Grid constraints will increase until they form a central part of the planning processes for renewable power projects and transmission infrastructure investments. REE’s current investment plan foresees 16.6 GW of renewable installations by 2026, far below Spain’s pipeline capacity—as of 25 January 2023, planned renewable power projects totalling over 60 GW had received Environmental Impact Assessments. Installations not accounted for by REE would place additional strain on the grid. Once the firm’s investment plans better reflect Spain’s pipeline, REE can further ease potential pressure on the grid by considering current and anticipated constraints when granting access. Renewable project developers should also consider potential constraints in their planning—locating projects far from areas of high power demand would cause local grid constraints to worsen.

Ana Barillas, Head of Iberia, Aurora Energy Research, commented:

“Grid constraints pose a serious risk to Spain’s renewables sector. Without planning and investment to ease constraints, curtailment will rise, threatening prospective developers’ and investors’ returns and potentially preventing projects from securing capital. Energy storage systems could offer a critical short-term solution, storing power that would otherwise be curtailed during periods when local transmission assets are constrained, but large long-term grid investments will be required for the system to be able to effectively integrate renewables.”

Alexandre Danthine, Research Lead, Iberia, Aurora Energy Research, commented:

“While investments in grid infrastructure are needed to accommodate the influx of renewables into the system, the design of the market used to solve congestion issues needs to be scrutinized as well. The Technical Restrictions market is a locational pay-as-bid market. This creates a barrier to entry that limits competition, enabling a few power plants to bid as high as 80,000 €/MWh in some hours, despite the high costs for consumers.”

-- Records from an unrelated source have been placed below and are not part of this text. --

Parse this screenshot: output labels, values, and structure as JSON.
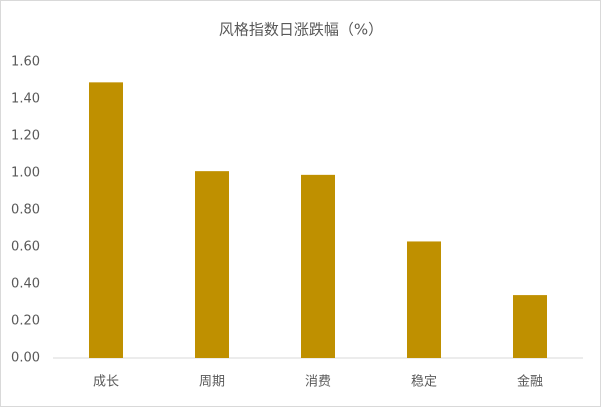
{
  "chart_data": {
    "type": "bar",
    "title": "风格指数日涨跌幅（%）",
    "categories": [
      "成长",
      "周期",
      "消费",
      "稳定",
      "金融"
    ],
    "values": [
      1.49,
      1.01,
      0.99,
      0.63,
      0.34
    ],
    "color": "#bf9000",
    "ylim": [
      0,
      1.6
    ],
    "yticks": [
      {
        "value": 0,
        "label": "0.00"
      },
      {
        "value": 0.2,
        "label": "0.20"
      },
      {
        "value": 0.4,
        "label": "0.40"
      },
      {
        "value": 0.6,
        "label": "0.60"
      },
      {
        "value": 0.8,
        "label": "0.80"
      },
      {
        "value": 1.0,
        "label": "1.00"
      },
      {
        "value": 1.2,
        "label": "1.20"
      },
      {
        "value": 1.4,
        "label": "1.40"
      },
      {
        "value": 1.6,
        "label": "1.60"
      }
    ],
    "grid": false
  }
}
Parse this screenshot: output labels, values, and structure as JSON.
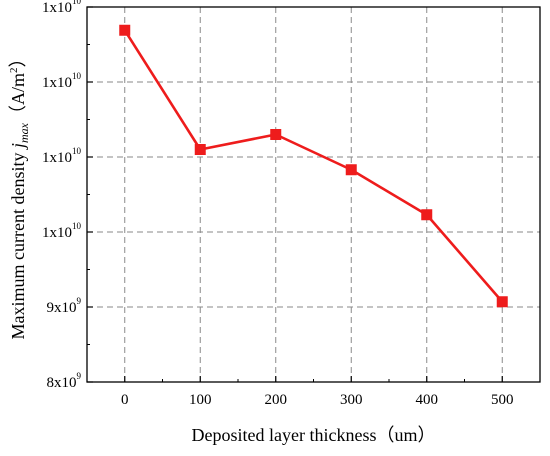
{
  "chart_data": {
    "type": "line",
    "xlabel": "Deposited layer thickness（um）",
    "ylabel_main": "Maximum current density ",
    "ylabel_symbol": "j",
    "ylabel_subscript": "max",
    "ylabel_unit_open": "（A/m",
    "ylabel_unit_sup": "2",
    "ylabel_unit_close": "）",
    "xlim": [
      -50,
      550
    ],
    "ylim": [
      8000000000,
      13000000000
    ],
    "x_ticks": [
      {
        "value": 0,
        "label": "0"
      },
      {
        "value": 100,
        "label": "100"
      },
      {
        "value": 200,
        "label": "200"
      },
      {
        "value": 300,
        "label": "300"
      },
      {
        "value": 400,
        "label": "400"
      },
      {
        "value": 500,
        "label": "500"
      }
    ],
    "y_ticks": [
      {
        "value": 8000000000,
        "mant": "8x10",
        "exp": "9"
      },
      {
        "value": 9000000000,
        "mant": "9x10",
        "exp": "9"
      },
      {
        "value": 10000000000,
        "mant": "1x10",
        "exp": "10"
      },
      {
        "value": 11000000000,
        "mant": "1x10",
        "exp": "10"
      },
      {
        "value": 12000000000,
        "mant": "1x10",
        "exp": "10"
      },
      {
        "value": 13000000000,
        "mant": "1x10",
        "exp": "10"
      }
    ],
    "grid": true,
    "series": [
      {
        "color": "#ee1c1c",
        "marker": "square",
        "points": [
          {
            "x": 0,
            "y": 12690000000
          },
          {
            "x": 100,
            "y": 11100000000
          },
          {
            "x": 200,
            "y": 11300000000
          },
          {
            "x": 300,
            "y": 10830000000
          },
          {
            "x": 400,
            "y": 10230000000
          },
          {
            "x": 500,
            "y": 9070000000
          }
        ]
      }
    ]
  }
}
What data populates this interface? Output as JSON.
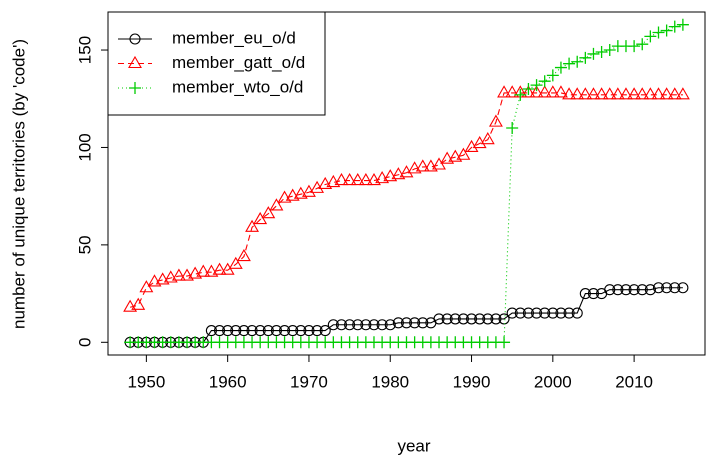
{
  "chart_data": {
    "type": "line",
    "xlabel": "year",
    "ylabel": "number of unique territories (by 'code')",
    "x": [
      1948,
      1949,
      1950,
      1951,
      1952,
      1953,
      1954,
      1955,
      1956,
      1957,
      1958,
      1959,
      1960,
      1961,
      1962,
      1963,
      1964,
      1965,
      1966,
      1967,
      1968,
      1969,
      1970,
      1971,
      1972,
      1973,
      1974,
      1975,
      1976,
      1977,
      1978,
      1979,
      1980,
      1981,
      1982,
      1983,
      1984,
      1985,
      1986,
      1987,
      1988,
      1989,
      1990,
      1991,
      1992,
      1993,
      1994,
      1995,
      1996,
      1997,
      1998,
      1999,
      2000,
      2001,
      2002,
      2003,
      2004,
      2005,
      2006,
      2007,
      2008,
      2009,
      2010,
      2011,
      2012,
      2013,
      2014,
      2015,
      2016
    ],
    "series": [
      {
        "name": "member_eu_o/d",
        "color": "#000000",
        "linestyle": "solid",
        "marker": "circle",
        "values": [
          0,
          0,
          0,
          0,
          0,
          0,
          0,
          0,
          0,
          0,
          6,
          6,
          6,
          6,
          6,
          6,
          6,
          6,
          6,
          6,
          6,
          6,
          6,
          6,
          6,
          9,
          9,
          9,
          9,
          9,
          9,
          9,
          9,
          10,
          10,
          10,
          10,
          10,
          12,
          12,
          12,
          12,
          12,
          12,
          12,
          12,
          12,
          15,
          15,
          15,
          15,
          15,
          15,
          15,
          15,
          15,
          25,
          25,
          25,
          27,
          27,
          27,
          27,
          27,
          27,
          28,
          28,
          28,
          28
        ]
      },
      {
        "name": "member_gatt_o/d",
        "color": "#ff0000",
        "linestyle": "dashed",
        "marker": "triangle",
        "values": [
          18,
          19,
          28,
          31,
          32,
          33,
          34,
          34,
          35,
          36,
          36,
          37,
          37,
          40,
          44,
          59,
          63,
          66,
          70,
          74,
          75,
          76,
          77,
          79,
          81,
          82,
          83,
          83,
          83,
          83,
          83,
          84,
          85,
          86,
          87,
          89,
          90,
          90,
          91,
          94,
          95,
          96,
          100,
          102,
          104,
          113,
          128,
          128,
          128,
          128,
          128,
          128,
          128,
          128,
          127,
          127,
          127,
          127,
          127,
          127,
          127,
          127,
          127,
          127,
          127,
          127,
          127,
          127,
          127
        ]
      },
      {
        "name": "member_wto_o/d",
        "color": "#00cc00",
        "linestyle": "dotted",
        "marker": "plus",
        "values": [
          0,
          0,
          0,
          0,
          0,
          0,
          0,
          0,
          0,
          0,
          0,
          0,
          0,
          0,
          0,
          0,
          0,
          0,
          0,
          0,
          0,
          0,
          0,
          0,
          0,
          0,
          0,
          0,
          0,
          0,
          0,
          0,
          0,
          0,
          0,
          0,
          0,
          0,
          0,
          0,
          0,
          0,
          0,
          0,
          0,
          0,
          0,
          110,
          127,
          130,
          132,
          134,
          137,
          141,
          143,
          144,
          146,
          148,
          149,
          150,
          152,
          152,
          152,
          153,
          157,
          159,
          160,
          162,
          163
        ]
      }
    ],
    "xlim": [
      1945.28,
      2018.72
    ],
    "xticks": [
      1950,
      1960,
      1970,
      1980,
      1990,
      2000,
      2010
    ],
    "ylim": [
      -6.52,
      169.52
    ],
    "yticks": [
      0,
      50,
      100,
      150
    ],
    "legend": "topleft"
  }
}
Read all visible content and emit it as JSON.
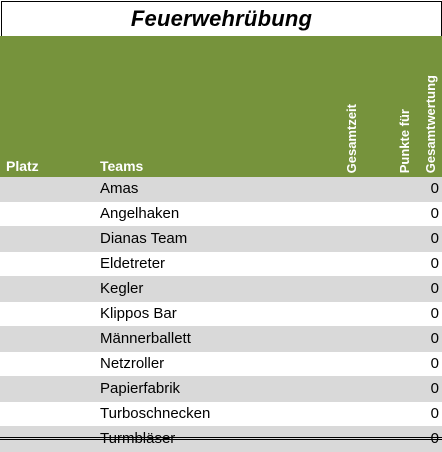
{
  "sheet": {
    "title": "Feuerwehrübung",
    "header": {
      "platz": "Platz",
      "teams": "Teams",
      "gesamtzeit": "Gesamtzeit",
      "punkte": "Punkte für",
      "gesamtwertung": "Gesamtwertung",
      "fill_color": "#76933c"
    },
    "rows": [
      {
        "team": "Amas",
        "score": "0"
      },
      {
        "team": "Angelhaken",
        "score": "0"
      },
      {
        "team": "Dianas Team",
        "score": "0"
      },
      {
        "team": "Eldetreter",
        "score": "0"
      },
      {
        "team": "Kegler",
        "score": "0"
      },
      {
        "team": "Klippos Bar",
        "score": "0"
      },
      {
        "team": "Männerballett",
        "score": "0"
      },
      {
        "team": "Netzroller",
        "score": "0"
      },
      {
        "team": "Papierfabrik",
        "score": "0"
      },
      {
        "team": "Turboschnecken",
        "score": "0"
      },
      {
        "team": "Turmbläser",
        "score": "0"
      }
    ],
    "band_color": "#d9d9d9"
  }
}
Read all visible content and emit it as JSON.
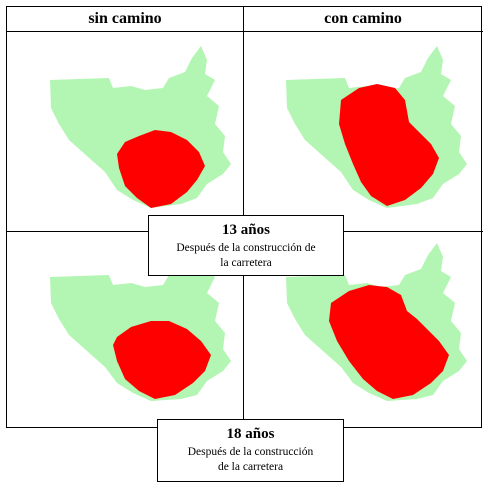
{
  "columns": {
    "left_header": "sin camino",
    "right_header": "con camino"
  },
  "colors": {
    "forest": "#b3f5b3",
    "deforested": "#ff0000",
    "border": "#000000"
  },
  "panels": [
    {
      "column": "sin camino",
      "period": "13 años"
    },
    {
      "column": "con camino",
      "period": "13 años"
    },
    {
      "column": "sin camino",
      "period": "18 años"
    },
    {
      "column": "con camino",
      "period": "18 años"
    }
  ],
  "captions": [
    {
      "years": "13 años",
      "line1": "Después de la construcción de",
      "line2": "la carretera"
    },
    {
      "years": "18 años",
      "line1": "Después de la construcción",
      "line2": "de la carretera"
    }
  ]
}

Christina Rentell, Senior Research Associate, Iberia, Aurora Energy Research, commented:

“As installed renewable generation capacity increases and grid constraints worsen, the Technical Restrictions market will continue to grow. Evolution will depend on both fundamental and policy-driven factors, such as power demand growth, increasing market participation from flexible assets such as batteries or electrolysers, and the result of the ongoing review of the relevant Operating Procedures. In any case, we do not expect curtailment to be remunerated in the future, meaning renewables developers will need to evaluate the impact of curtailment losses on their business cases.”